If you are one of the millions of Canadian guys that works in the evening or overnight on rotating shifts, here are four tips you shouldn’t ignore if you want to avoid becoming a real-life zombie.

Studies have shown that shift work can mess up sleep patterns, and even cause shift work sleep disorder. Basically, this means you can’t sleep when you need to, and you’re incredibly drowsy when you’re trying to make it through your night shift — before you know it, you’ll be just like the walking dead!

If you choose this path, you’ll want to keep your health and and well-being intact.  Here are some tips that will be sure to help:

1. Cut out caffeine

Cutting out coffee, tea and energy drinks at least four hours before the end of your shift ensures that its sleep-inhibiting effects are out of your system when it’s time to wind down and hit the sack.

2. Boost your body

Burning off extra energy has been shown to improve sleep, and you’ll be surprised how easy it is to fit some light activity into a shift. If you’re at a desk for most of your shift, take the stairs instead of the elevator, get off the bus a few stops early and then walk to work (or home afterwards), or stroll to that late-night diner instead of driving there.

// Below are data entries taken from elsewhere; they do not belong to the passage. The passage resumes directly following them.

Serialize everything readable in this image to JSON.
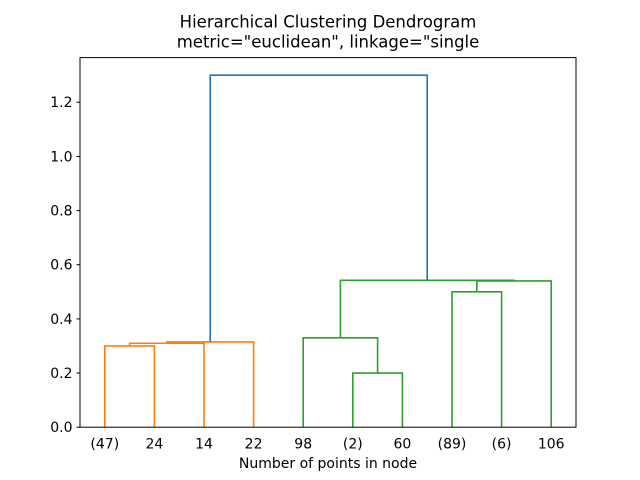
{
  "chart_data": {
    "type": "dendrogram",
    "title": "Hierarchical Clustering Dendrogram",
    "subtitle": "metric=\"euclidean\", linkage=\"single",
    "xlabel": "Number of points in node",
    "ylabel": "",
    "xlim": [
      0,
      100
    ],
    "ylim": [
      0,
      1.365
    ],
    "yticks": [
      "0.0",
      "0.2",
      "0.4",
      "0.6",
      "0.8",
      "1.0",
      "1.2"
    ],
    "leaf_labels": [
      "(47)",
      "24",
      "14",
      "22",
      "98",
      "(2)",
      "60",
      "(89)",
      "(6)",
      "106"
    ],
    "leaf_positions": [
      5,
      15,
      25,
      35,
      45,
      55,
      65,
      75,
      85,
      95
    ],
    "grid": false,
    "legend": null,
    "colors": {
      "root_link": "#1f77b4",
      "cluster_left": "#ff7f0e",
      "cluster_right": "#2ca02c",
      "axis": "#000000",
      "background": "#ffffff"
    },
    "links": [
      {
        "x1": 5,
        "y1": 0,
        "x2": 15,
        "y2": 0,
        "h": 0.3,
        "color": "#ff7f0e"
      },
      {
        "x1": 10,
        "y1": 0.3,
        "x2": 25,
        "y2": 0,
        "h": 0.31,
        "color": "#ff7f0e"
      },
      {
        "x1": 17.5,
        "y1": 0.31,
        "x2": 35,
        "y2": 0,
        "h": 0.315,
        "color": "#ff7f0e"
      },
      {
        "x1": 55,
        "y1": 0,
        "x2": 65,
        "y2": 0,
        "h": 0.2,
        "color": "#2ca02c"
      },
      {
        "x1": 45,
        "y1": 0,
        "x2": 60,
        "y2": 0.2,
        "h": 0.33,
        "color": "#2ca02c"
      },
      {
        "x1": 75,
        "y1": 0,
        "x2": 85,
        "y2": 0,
        "h": 0.5,
        "color": "#2ca02c"
      },
      {
        "x1": 80,
        "y1": 0.5,
        "x2": 95,
        "y2": 0,
        "h": 0.54,
        "color": "#2ca02c"
      },
      {
        "x1": 52.5,
        "y1": 0.33,
        "x2": 87.5,
        "y2": 0.54,
        "h": 0.5425,
        "color": "#2ca02c"
      },
      {
        "x1": 26.25,
        "y1": 0.315,
        "x2": 70,
        "y2": 0.5425,
        "h": 1.3,
        "color": "#1f77b4"
      }
    ]
  }
}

3. Sleep your way to a healthier body

Just because your schedule is out of the ordinary doesn’t mean your sleep habits have to be. Most guys need between seven and eight hours of sleep a night, and that doesn’t change for shift workers. People who sleep the recommended number of hours tend to be healthier and less likely to suffer from obesity or other health issues than those who don’t sleep well. If you’re having trouble turning off your busy mind, try sleeping with a white noise app.

4. Use break time for nap time

Naps are no substitutes for a solid sleep, but they can help fill in the sleep gaps in an irregular schedule. In fact, studies have shown that a short nap, between 20 and 30 minutes in length, boosts alertness and performance without leaving you feeling groggy or interfering with regularly scheduled sleep.